The unthinkable has happened. The United States will miss the 2018 World Cup.

Needing just a point at Trinidad and Tobago – or even a slice of luck in Panama or Honduras – the U.S. fell behind 2-0 in the first half and watched a nightmare unfold.

Honduras came from 2-1 down to beat Mexico 3-2. Panama came back from 1-0 down to draw level with Costa Rica, and then, in an instant, fired themselves into their first ever World Cup with an 88th minute goal from center back Roman Torres.

That was it. For the first time since 1986, the U.S. will miss the world’s greatest sporting event. The party will go on without them. But for soccer in this country, time has stopped.

Failure to qualify for the World Cup is cataclysmic. The result – a bloodbath unlike anything U.S. Soccer has ever seen – is forthcoming.

Bruce Arena will be gone. The international careers of a cadre of U.S. legends – Dempsey, Howard, and Beasley – will be over. Sunil Gulati, the boss for more than a decade, might not survive either.

His favorite son, Jurgen Klinsmann, lost the team to start the Hex and put the U.S. in a hole. His handpicked replacement, Arena, never quite figured out the fix.

Arena had a particularly bad night. His decision to name an unchanged team from the win over Panama on Friday backfired. The U.S. was painfully sluggish to start, and paid dearly.

Squad selection – and Omar Gonzalez over Geoff Cameron was a disaster – was one thing. More than that, though, the team didn’t come out with any kind of desire. The effort in the first half was anemic. Whether that was pressure or a lack thereof speaking, we don’t know. Not that it matters much.

This team’s failure went beyond its managers. This was one of the most talented groups of players the U.S. has ever had. It featured a transcendent player in Christian Pulisic, but it also was also stacked with World Cup veterans and emerging talent.

Those players didn’t get the job done. Trinidad came into Tuesday night 1-8 in the Hex, losers of six straight. They had nothing to play for. They barely had anyone to play in front of.

As far as qualifying closeout games go, this was a gift. The U.S. blew it.

All told, the U.S. took just three points from their five away games. They lost more Hex qualifiers than they won. They finished behind two teams – Panama and Honduras – who they beat by a combined score of 10-0 in home qualifiers.

SEE MORE: Blame Sunil Gulati for USA’s failure, not the players nor Bruce Arena

In the end, they let themselves down. Qualifying for the World Cup is no country’s divine province, and the U.S. – under the direction of two drastically different coaches, across nearly a full year – weren’t consistent or tenacious enough.

That stings. No matter what kind of shape they’d been in over the last several decades, the U.S. had always been reliable. They’d have their good and bad moments, but they could be counted on when the chips were down in CONCACAF. Not anymore.

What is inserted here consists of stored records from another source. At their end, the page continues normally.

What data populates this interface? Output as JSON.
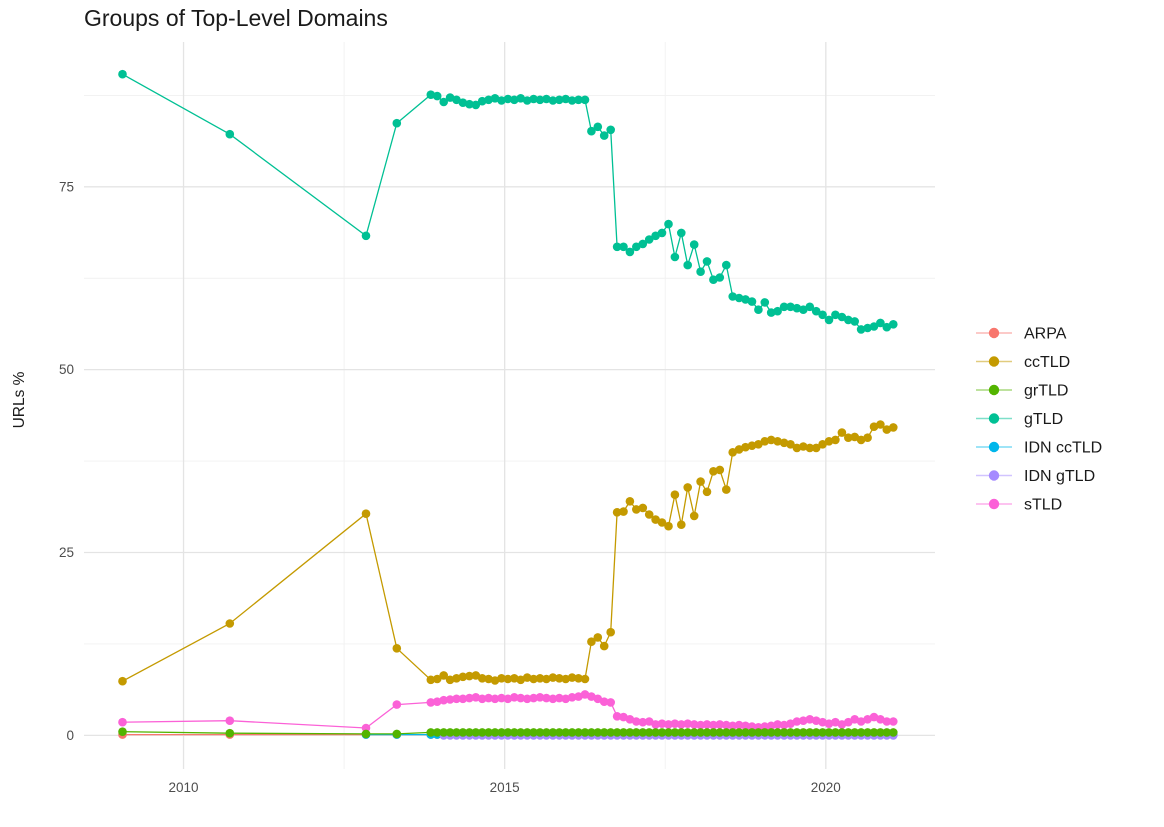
{
  "chart_data": {
    "type": "line",
    "title": "Groups of Top-Level Domains",
    "xlabel": "",
    "ylabel": "URLs %",
    "x_ticks": [
      2010,
      2015,
      2020
    ],
    "x_tick_labels": [
      "2010",
      "2015",
      "2020"
    ],
    "y_ticks": [
      0,
      25,
      50,
      75
    ],
    "y_tick_labels": [
      "0",
      "25",
      "50",
      "75"
    ],
    "xlim": [
      2008.45,
      2021.7
    ],
    "ylim": [
      -4.6,
      94.8
    ],
    "grid": true,
    "legend_position": "right",
    "grid_major_color": "#e4e4e4",
    "grid_minor_color": "#f1f1f1",
    "tick_label_color": "#4d4d4d",
    "text_color": "#1a1a1a",
    "draw_order": [
      "ARPA",
      "IDN ccTLD",
      "IDN gTLD",
      "ccTLD",
      "gTLD",
      "sTLD",
      "grTLD"
    ],
    "x": [
      2009.05,
      2010.72,
      2012.84,
      2013.32,
      2013.85,
      2013.95,
      2014.05,
      2014.15,
      2014.25,
      2014.35,
      2014.45,
      2014.55,
      2014.65,
      2014.75,
      2014.85,
      2014.95,
      2015.05,
      2015.15,
      2015.25,
      2015.35,
      2015.45,
      2015.55,
      2015.65,
      2015.75,
      2015.85,
      2015.95,
      2016.05,
      2016.15,
      2016.25,
      2016.35,
      2016.45,
      2016.55,
      2016.65,
      2016.75,
      2016.85,
      2016.95,
      2017.05,
      2017.15,
      2017.25,
      2017.35,
      2017.45,
      2017.55,
      2017.65,
      2017.75,
      2017.85,
      2017.95,
      2018.05,
      2018.15,
      2018.25,
      2018.35,
      2018.45,
      2018.55,
      2018.65,
      2018.75,
      2018.85,
      2018.95,
      2019.05,
      2019.15,
      2019.25,
      2019.35,
      2019.45,
      2019.55,
      2019.65,
      2019.75,
      2019.85,
      2019.95,
      2020.05,
      2020.15,
      2020.25,
      2020.35,
      2020.45,
      2020.55,
      2020.65,
      2020.75,
      2020.85,
      2020.95,
      2021.05
    ],
    "series": [
      {
        "name": "ARPA",
        "color": "#F8766D",
        "values": [
          0.1,
          0.1,
          0.1,
          0.1,
          0.1,
          0.1,
          0.1,
          0.1,
          0.1,
          0.1,
          0.1,
          0.1,
          0.1,
          0.1,
          0.1,
          0.1,
          0.1,
          0.1,
          0.1,
          0.1,
          0.1,
          0.1,
          0.1,
          0.1,
          0.1,
          0.1,
          0.1,
          0.1,
          0.1,
          0.1,
          0.1,
          0.1,
          0.1,
          0.1,
          0.1,
          0.1,
          0.1,
          0.1,
          0.1,
          0.1,
          0.1,
          0.1,
          0.1,
          0.1,
          0.1,
          0.1,
          0.1,
          0.1,
          0.1,
          0.1,
          0.1,
          0.1,
          0.1,
          0.1,
          0.1,
          0.1,
          0.1,
          0.1,
          0.1,
          0.1,
          0.1,
          0.1,
          0.1,
          0.1,
          0.1,
          0.1,
          0.1,
          0.1,
          0.1,
          0.1,
          0.1,
          0.1,
          0.1,
          0.1,
          0.1,
          0.1,
          0.1
        ]
      },
      {
        "name": "ccTLD",
        "color": "#C49A00",
        "values": [
          7.4,
          15.3,
          30.3,
          11.9,
          7.6,
          7.7,
          8.2,
          7.6,
          7.8,
          8.0,
          8.1,
          8.2,
          7.8,
          7.7,
          7.5,
          7.8,
          7.7,
          7.8,
          7.6,
          7.9,
          7.7,
          7.8,
          7.7,
          7.9,
          7.8,
          7.7,
          7.9,
          7.8,
          7.7,
          12.8,
          13.4,
          12.2,
          14.1,
          30.5,
          30.6,
          32.0,
          30.9,
          31.1,
          30.2,
          29.5,
          29.1,
          28.6,
          32.9,
          28.8,
          33.9,
          30.0,
          34.7,
          33.3,
          36.1,
          36.3,
          33.6,
          38.7,
          39.1,
          39.4,
          39.6,
          39.8,
          40.2,
          40.4,
          40.2,
          40.0,
          39.8,
          39.3,
          39.5,
          39.3,
          39.3,
          39.8,
          40.2,
          40.4,
          41.4,
          40.7,
          40.8,
          40.4,
          40.7,
          42.2,
          42.5,
          41.8,
          42.1
        ]
      },
      {
        "name": "grTLD",
        "color": "#53B400",
        "values": [
          0.5,
          0.3,
          0.2,
          0.2,
          0.4,
          0.4,
          0.4,
          0.4,
          0.4,
          0.4,
          0.4,
          0.4,
          0.4,
          0.4,
          0.4,
          0.4,
          0.4,
          0.4,
          0.4,
          0.4,
          0.4,
          0.4,
          0.4,
          0.4,
          0.4,
          0.4,
          0.4,
          0.4,
          0.4,
          0.4,
          0.4,
          0.4,
          0.4,
          0.4,
          0.4,
          0.4,
          0.4,
          0.4,
          0.4,
          0.4,
          0.4,
          0.4,
          0.4,
          0.4,
          0.4,
          0.4,
          0.4,
          0.4,
          0.4,
          0.4,
          0.4,
          0.4,
          0.4,
          0.4,
          0.4,
          0.4,
          0.4,
          0.4,
          0.4,
          0.4,
          0.4,
          0.4,
          0.4,
          0.4,
          0.4,
          0.4,
          0.4,
          0.4,
          0.4,
          0.4,
          0.4,
          0.4,
          0.4,
          0.4,
          0.4,
          0.4,
          0.4
        ]
      },
      {
        "name": "gTLD",
        "color": "#00C094",
        "values": [
          90.4,
          82.2,
          68.3,
          83.7,
          87.6,
          87.4,
          86.6,
          87.2,
          86.9,
          86.5,
          86.3,
          86.2,
          86.7,
          86.9,
          87.1,
          86.8,
          87.0,
          86.9,
          87.1,
          86.8,
          87.0,
          86.9,
          87.0,
          86.8,
          86.9,
          87.0,
          86.8,
          86.9,
          86.9,
          82.6,
          83.2,
          82.0,
          82.8,
          66.8,
          66.8,
          66.1,
          66.8,
          67.2,
          67.8,
          68.3,
          68.7,
          69.9,
          65.4,
          68.7,
          64.3,
          67.1,
          63.4,
          64.8,
          62.3,
          62.6,
          64.3,
          60.0,
          59.8,
          59.6,
          59.3,
          58.2,
          59.2,
          57.8,
          58.0,
          58.6,
          58.6,
          58.4,
          58.2,
          58.6,
          58.0,
          57.5,
          56.8,
          57.5,
          57.2,
          56.8,
          56.6,
          55.5,
          55.7,
          55.9,
          56.4,
          55.8,
          56.2
        ]
      },
      {
        "name": "IDN ccTLD",
        "color": "#00B6EB",
        "values": [
          null,
          null,
          0.1,
          0.1,
          0.1,
          0.1,
          0.1,
          0.1,
          0.1,
          0.1,
          0.1,
          0.1,
          0.1,
          0.1,
          0.1,
          0.1,
          0.1,
          0.1,
          0.1,
          0.1,
          0.1,
          0.1,
          0.1,
          0.1,
          0.1,
          0.1,
          0.1,
          0.1,
          0.1,
          0.1,
          0.1,
          0.1,
          0.1,
          0.1,
          0.1,
          0.1,
          0.1,
          0.1,
          0.1,
          0.1,
          0.1,
          0.1,
          0.1,
          0.1,
          0.1,
          0.1,
          0.1,
          0.1,
          0.1,
          0.1,
          0.1,
          0.1,
          0.1,
          0.1,
          0.1,
          0.1,
          0.1,
          0.1,
          0.1,
          0.1,
          0.1,
          0.1,
          0.1,
          0.1,
          0.1,
          0.1,
          0.1,
          0.1,
          0.1,
          0.1,
          0.1,
          0.1,
          0.1,
          0.1,
          0.1,
          0.1,
          0.1
        ]
      },
      {
        "name": "IDN gTLD",
        "color": "#A58AFF",
        "values": [
          null,
          null,
          null,
          null,
          null,
          null,
          0.0,
          0.0,
          0.0,
          0.0,
          0.0,
          0.0,
          0.0,
          0.0,
          0.0,
          0.0,
          0.0,
          0.0,
          0.0,
          0.0,
          0.0,
          0.0,
          0.0,
          0.0,
          0.0,
          0.0,
          0.0,
          0.0,
          0.0,
          0.0,
          0.0,
          0.0,
          0.0,
          0.0,
          0.0,
          0.0,
          0.0,
          0.0,
          0.0,
          0.0,
          0.0,
          0.0,
          0.0,
          0.0,
          0.0,
          0.0,
          0.0,
          0.0,
          0.0,
          0.0,
          0.0,
          0.0,
          0.0,
          0.0,
          0.0,
          0.0,
          0.0,
          0.0,
          0.0,
          0.0,
          0.0,
          0.0,
          0.0,
          0.0,
          0.0,
          0.0,
          0.0,
          0.0,
          0.0,
          0.0,
          0.0,
          0.0,
          0.0,
          0.0,
          0.0,
          0.0,
          0.0
        ]
      },
      {
        "name": "sTLD",
        "color": "#FB61D7",
        "values": [
          1.8,
          2.0,
          1.0,
          4.2,
          4.5,
          4.6,
          4.8,
          4.9,
          5.0,
          5.0,
          5.1,
          5.2,
          5.0,
          5.1,
          5.0,
          5.1,
          5.0,
          5.2,
          5.1,
          5.0,
          5.1,
          5.2,
          5.1,
          5.0,
          5.1,
          5.0,
          5.2,
          5.3,
          5.6,
          5.3,
          5.0,
          4.6,
          4.5,
          2.6,
          2.5,
          2.2,
          1.9,
          1.8,
          1.9,
          1.5,
          1.6,
          1.5,
          1.6,
          1.5,
          1.6,
          1.5,
          1.4,
          1.5,
          1.4,
          1.5,
          1.4,
          1.3,
          1.4,
          1.3,
          1.2,
          1.1,
          1.2,
          1.3,
          1.5,
          1.4,
          1.6,
          1.9,
          2.0,
          2.2,
          2.0,
          1.8,
          1.6,
          1.8,
          1.5,
          1.8,
          2.2,
          1.9,
          2.2,
          2.5,
          2.2,
          1.9,
          1.9
        ]
      }
    ]
  }
}
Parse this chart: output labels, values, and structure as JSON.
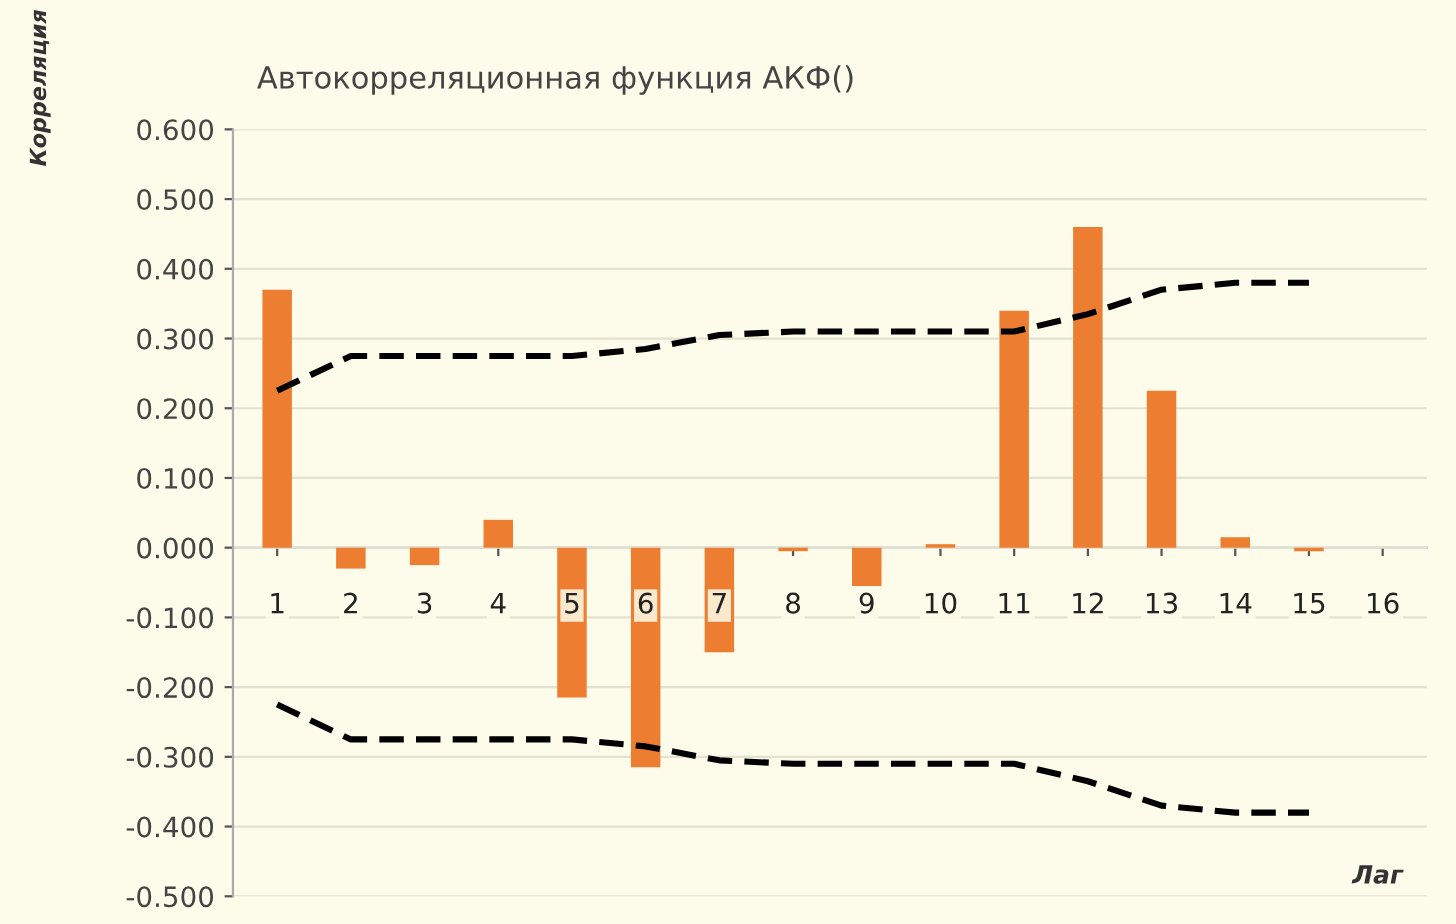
{
  "chart_data": {
    "type": "bar",
    "title": "Автокорреляционная функция АКФ()",
    "xlabel": "Лаг",
    "ylabel": "Корреляция",
    "categories": [
      "1",
      "2",
      "3",
      "4",
      "5",
      "6",
      "7",
      "8",
      "9",
      "10",
      "11",
      "12",
      "13",
      "14",
      "15",
      "16"
    ],
    "series": [
      {
        "type": "bar",
        "color": "#ed7d31",
        "values": [
          0.37,
          -0.03,
          -0.025,
          0.04,
          -0.215,
          -0.315,
          -0.15,
          -0.005,
          -0.055,
          0.005,
          0.34,
          0.46,
          0.225,
          0.015,
          -0.005,
          null
        ]
      },
      {
        "type": "line",
        "color": "#000000",
        "line_style": "dashed",
        "values": [
          0.225,
          0.275,
          0.275,
          0.275,
          0.275,
          0.285,
          0.305,
          0.31,
          0.31,
          0.31,
          0.31,
          0.335,
          0.37,
          0.38,
          0.38,
          null
        ]
      },
      {
        "type": "line",
        "color": "#000000",
        "line_style": "dashed",
        "values": [
          -0.225,
          -0.275,
          -0.275,
          -0.275,
          -0.275,
          -0.285,
          -0.305,
          -0.31,
          -0.31,
          -0.31,
          -0.31,
          -0.335,
          -0.37,
          -0.38,
          -0.38,
          null
        ]
      }
    ],
    "ylim": [
      -0.5,
      0.6
    ],
    "yticks": [
      {
        "value": -0.5,
        "label": "-0.500"
      },
      {
        "value": -0.4,
        "label": "-0.400"
      },
      {
        "value": -0.3,
        "label": "-0.300"
      },
      {
        "value": -0.2,
        "label": "-0.200"
      },
      {
        "value": -0.1,
        "label": "-0.100"
      },
      {
        "value": 0,
        "label": "0.000"
      },
      {
        "value": 0.1,
        "label": "0.100"
      },
      {
        "value": 0.2,
        "label": "0.200"
      },
      {
        "value": 0.3,
        "label": "0.300"
      },
      {
        "value": 0.4,
        "label": "0.400"
      },
      {
        "value": 0.5,
        "label": "0.500"
      },
      {
        "value": 0.6,
        "label": "0.600"
      }
    ],
    "grid": "y"
  }
}
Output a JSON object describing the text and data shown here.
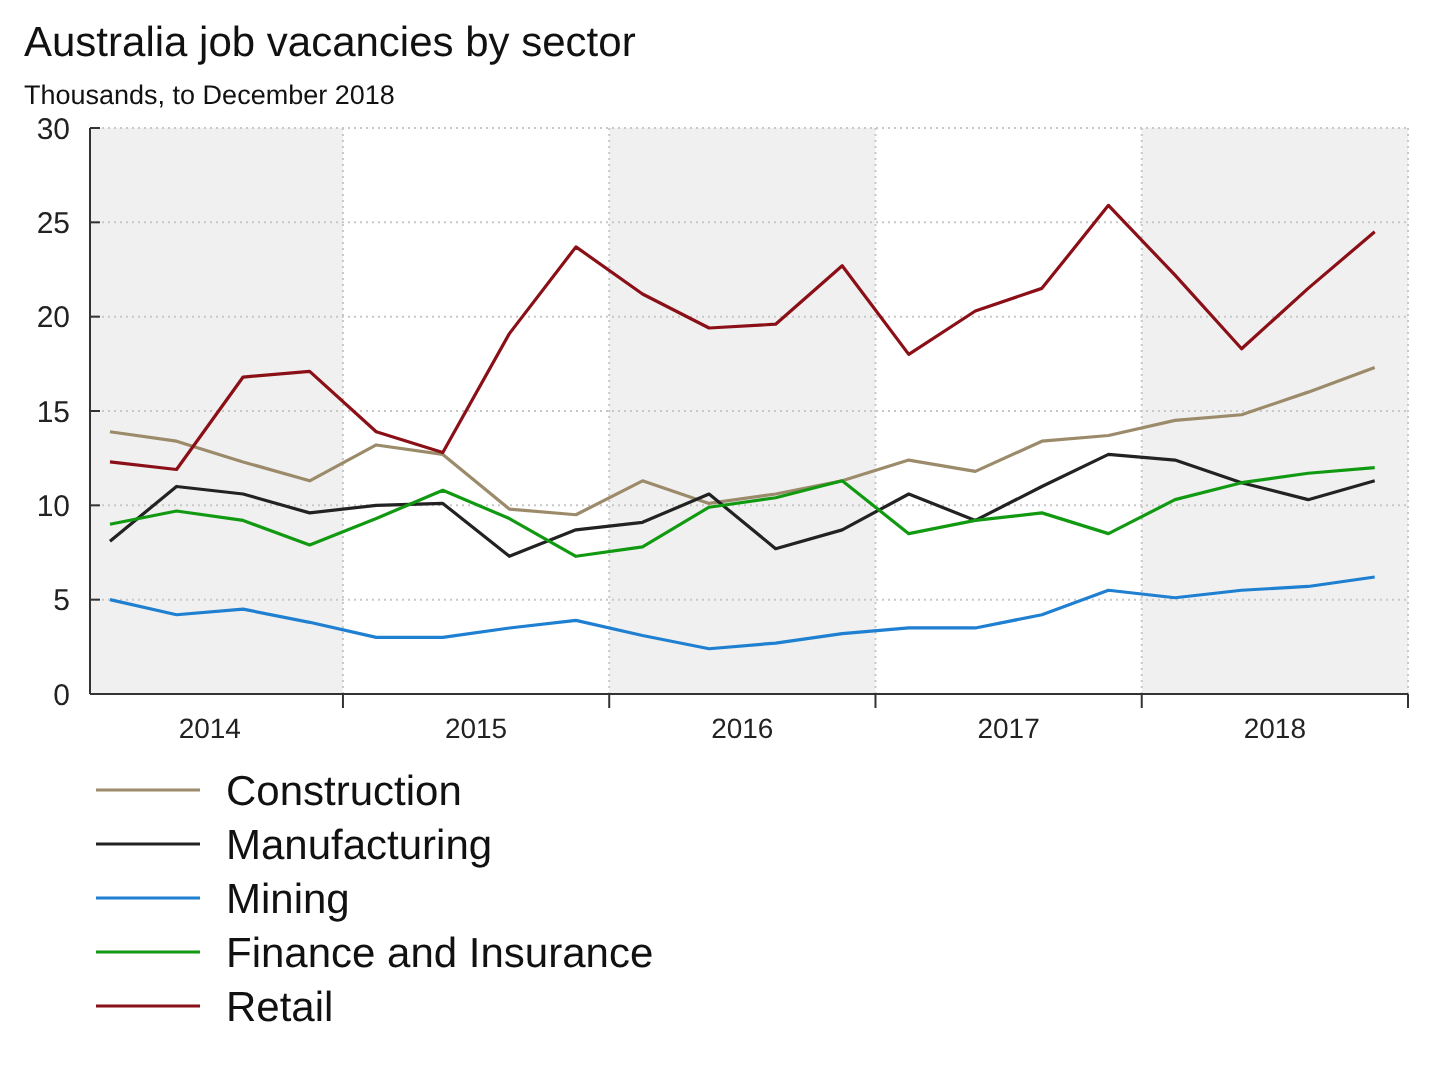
{
  "chart_data": {
    "type": "line",
    "title": "Australia job vacancies by sector",
    "subtitle": "Thousands, to December 2018",
    "x": [
      2014.125,
      2014.375,
      2014.625,
      2014.875,
      2015.125,
      2015.375,
      2015.625,
      2015.875,
      2016.125,
      2016.375,
      2016.625,
      2016.875,
      2017.125,
      2017.375,
      2017.625,
      2017.875,
      2018.125,
      2018.375,
      2018.625,
      2018.875
    ],
    "series": [
      {
        "name": "Construction",
        "color": "#9c8b6a",
        "values": [
          13.9,
          13.4,
          12.3,
          11.3,
          13.2,
          12.7,
          9.8,
          9.5,
          11.3,
          10.1,
          10.6,
          11.3,
          12.4,
          11.8,
          13.4,
          13.7,
          14.5,
          14.8,
          16.0,
          17.3
        ]
      },
      {
        "name": "Manufacturing",
        "color": "#222222",
        "values": [
          8.1,
          11.0,
          10.6,
          9.6,
          10.0,
          10.1,
          7.3,
          8.7,
          9.1,
          10.6,
          7.7,
          8.7,
          10.6,
          9.2,
          11.0,
          12.7,
          12.4,
          11.2,
          10.3,
          11.3
        ]
      },
      {
        "name": "Mining",
        "color": "#1f7fd0",
        "values": [
          5.0,
          4.2,
          4.5,
          3.8,
          3.0,
          3.0,
          3.5,
          3.9,
          3.1,
          2.4,
          2.7,
          3.2,
          3.5,
          3.5,
          4.2,
          5.5,
          5.1,
          5.5,
          5.7,
          6.2
        ]
      },
      {
        "name": "Finance and Insurance",
        "color": "#119a11",
        "values": [
          9.0,
          9.7,
          9.2,
          7.9,
          9.3,
          10.8,
          9.3,
          7.3,
          7.8,
          9.9,
          10.4,
          11.3,
          8.5,
          9.2,
          9.6,
          8.5,
          10.3,
          11.2,
          11.7,
          12.0
        ]
      },
      {
        "name": "Retail",
        "color": "#8b0f17",
        "values": [
          12.3,
          11.9,
          16.8,
          17.1,
          13.9,
          12.8,
          19.1,
          23.7,
          21.2,
          19.4,
          19.6,
          22.7,
          18.0,
          20.3,
          21.5,
          25.9,
          22.2,
          18.3,
          21.5,
          24.5
        ]
      }
    ],
    "xlim": [
      2014.05,
      2019
    ],
    "xticks": [
      {
        "value": 2014.5,
        "label": "2014"
      },
      {
        "value": 2015,
        "label": null
      },
      {
        "value": 2015.5,
        "label": "2015"
      },
      {
        "value": 2016,
        "label": null
      },
      {
        "value": 2016.5,
        "label": "2016"
      },
      {
        "value": 2017,
        "label": null
      },
      {
        "value": 2017.5,
        "label": "2017"
      },
      {
        "value": 2018,
        "label": null
      },
      {
        "value": 2018.5,
        "label": "2018"
      },
      {
        "value": 2019,
        "label": null
      }
    ],
    "ylim": [
      0,
      30
    ],
    "yticks": [
      0,
      5,
      10,
      15,
      20,
      25,
      30
    ],
    "bands": [
      {
        "axis": "x",
        "from": 2014.05,
        "to": 2015,
        "color": "#f0f0f0"
      },
      {
        "axis": "x",
        "from": 2016,
        "to": 2017,
        "color": "#f0f0f0"
      },
      {
        "axis": "x",
        "from": 2018,
        "to": 2019,
        "color": "#f0f0f0"
      }
    ],
    "grid": true,
    "legend": "bottom",
    "line_style": "solid",
    "marker": "none"
  }
}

It is, of course, a different story today if we have video review and Gabriel Torres’ phantom goal for Panama isn’t given. It’s a different story if Clint Dempsey’s shot hits the other side of the post, or Benny Feilhaber’s header sneaks in.

But you don’t always get lucky, and the game has a funny sense of justice. After knocking Panama out in 2013, Panama tonight returned the favor. After the U.S. saved Mexico in 2013, Mexico tonight in Honduras did not.

Gonzalez said post-game that his own goal “will haunt [him] forever.” Jozy Altidore couldn’t speak above a whisper. Those players will never get over this. Never. It will be with them, no matter what, for the rest of their lives.

For everyone else, the enormity of a missed World Cup – in dollars and eyeballs and experiences – will reverberate in the coming days.

Pulisic, perhaps the only American player above reproach on Tuesday night and throughout qualifying, will have to wait for his bow on the world’s biggest stage. Some of these players, the McCartys, the Villafañas, will never get theirs.

Whether or not the team deserved to qualify, that’s heartbreaking. The World Cup is a universal touchstone in world soccer. Without it, a page from the story of countless careers will be missing.

The wind has been strongly at the back of soccer in the United States since Paul Caligiuri’s Shot Heard Round The World – also in Trinidad, also on the final day of qualifying – nearly thirty years ago.

There have been squabbles and missteps, but progress has been steady. The game has grown immeasurably, with the national team, every fourth summer, rousing the nation and leading the way.

That progress has been broken now. Not dismantled, by any means, but broken. In the long run, that might be a good thing. It might not. We’ll be sorting the repercussions from this failure out for years to come.

In the short run, though, it is nothing but agony. For the players, the coaches, and everyone who has ever banged the drum for the game in this country, it is boundless devastation.

The next World Cup the United States will have a chance to participate in will be hosted by Qatar in 2022. It feels a lifetime away.